Daniel Melkersson 2 min read
  • Apple
  • Regulation

Apple will not ship its new Siri AI features in the European Union with iOS 27 and iPadOS 27, blaming the Digital Markets Act. It is a clear signal that platform regulation now decides which features reach your European customers, and when.

What happened

In a June 2026 newsroom post, Apple said Siri AI will be delayed for iOS 27 and iPadOS 27 in the EU, though it will still arrive there on macOS 27 and visionOS 27. Apple attributes the delay to the DMA’s interoperability requirements, which it says would force it to open Siri AI’s system access to rival assistants. Apple proposed an intermediary it calls a “Trusted System Agent” and an 18-month phased rollout, which it says the European Commission rejected. Apple’s Craig Federighi said the company has no timeline for bringing Siri AI to iPhone and iPad in the EU.

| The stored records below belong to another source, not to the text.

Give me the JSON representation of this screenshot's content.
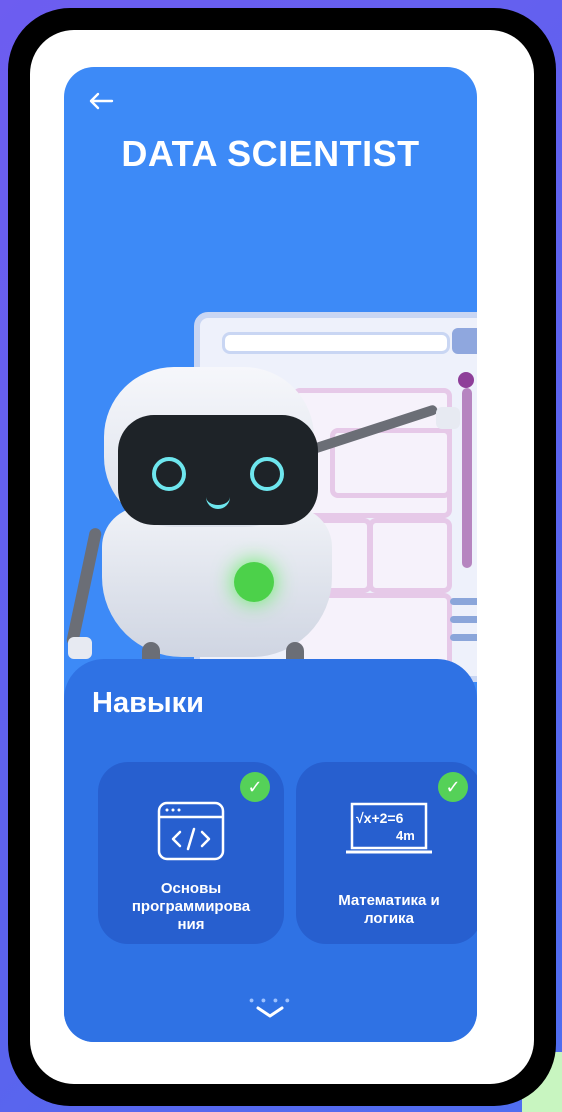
{
  "header": {
    "back_icon": "arrow-left-icon",
    "title": "DATA SCIENTIST"
  },
  "skills": {
    "title": "Навыки",
    "cards": [
      {
        "label_lines": [
          "Основы",
          "программирова",
          "ния"
        ],
        "icon": "code-window-icon",
        "completed": true,
        "check_icon": "check-icon"
      },
      {
        "label_lines": [
          "Математика и",
          "логика"
        ],
        "icon": "math-board-icon",
        "board_text": "√x+2=6",
        "board_sub": "4m",
        "completed": true,
        "check_icon": "check-icon"
      }
    ]
  },
  "footer": {
    "scroll_icon": "chevron-down-icon"
  },
  "colors": {
    "screen_bg": "#3d8af7",
    "panel_bg": "#2f72e4",
    "card_bg": "#275fcf",
    "check_green": "#55d158"
  }
}
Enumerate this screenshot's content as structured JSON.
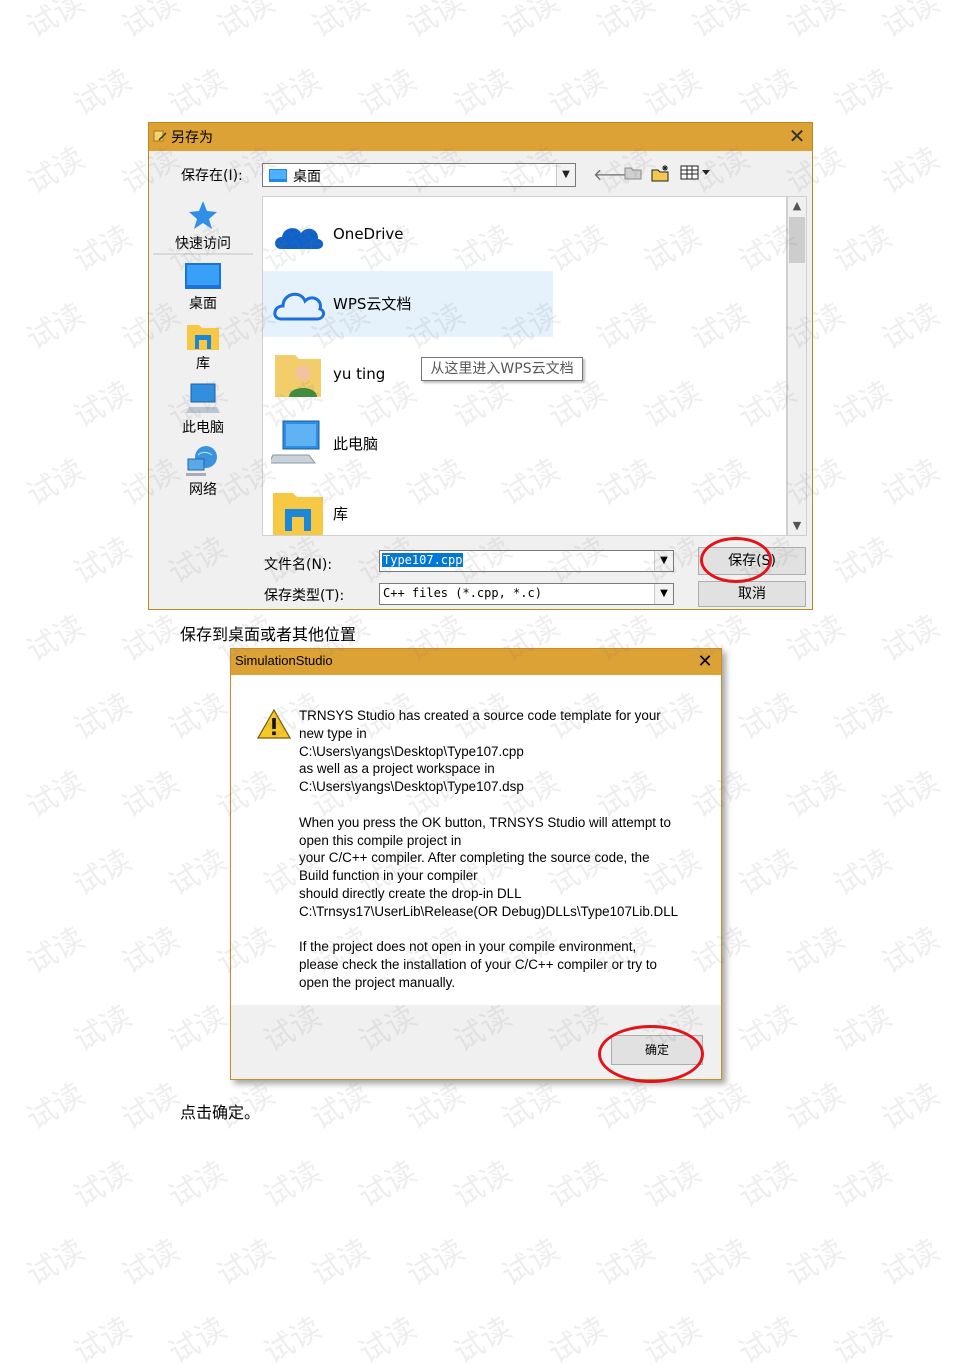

The European Commission disputes Apple’s framing. Its spokesperson Thomas Regnier told reporters that nothing in the DMA stops Apple from launching new products in the EU, and that the decision not to ship Siri AI there is Apple’s alone, taken because the company could not build interoperability solutions that meet EU privacy and security standards. So the same outcome carries two readings: Apple says regulation forced the delay, while the Commission says Apple chose it.

Why it matters

The outcome is the same: a flagship AI feature shipping elsewhere is not coming to EU iPhones on the normal timeline. As AI assistants increasingly sit between customers and the businesses they look for, feature availability in the EU is becoming a regulated, market-by-market variable rather than a given.

What this means for multi-location brands

For a brand operating across EU and non-EU markets, this is a planning problem. You cannot assume feature parity across regions: the way customers discover and interact with your locations through AI assistants may differ in Germany or France from the United States, and those differences can shift with each regulatory decision. Build your European local strategy around what is actually available in each market, not around a global feature announcement, and track DMA developments the way you would track a platform’s product roadmap, because right now they shape it.

The bottom line

The DMA is no longer abstract. It is deciding which AI features Europeans get. For multi-location brands, the lesson is to plan local presence market by market and treat EU platform-feature availability as something regulation now governs.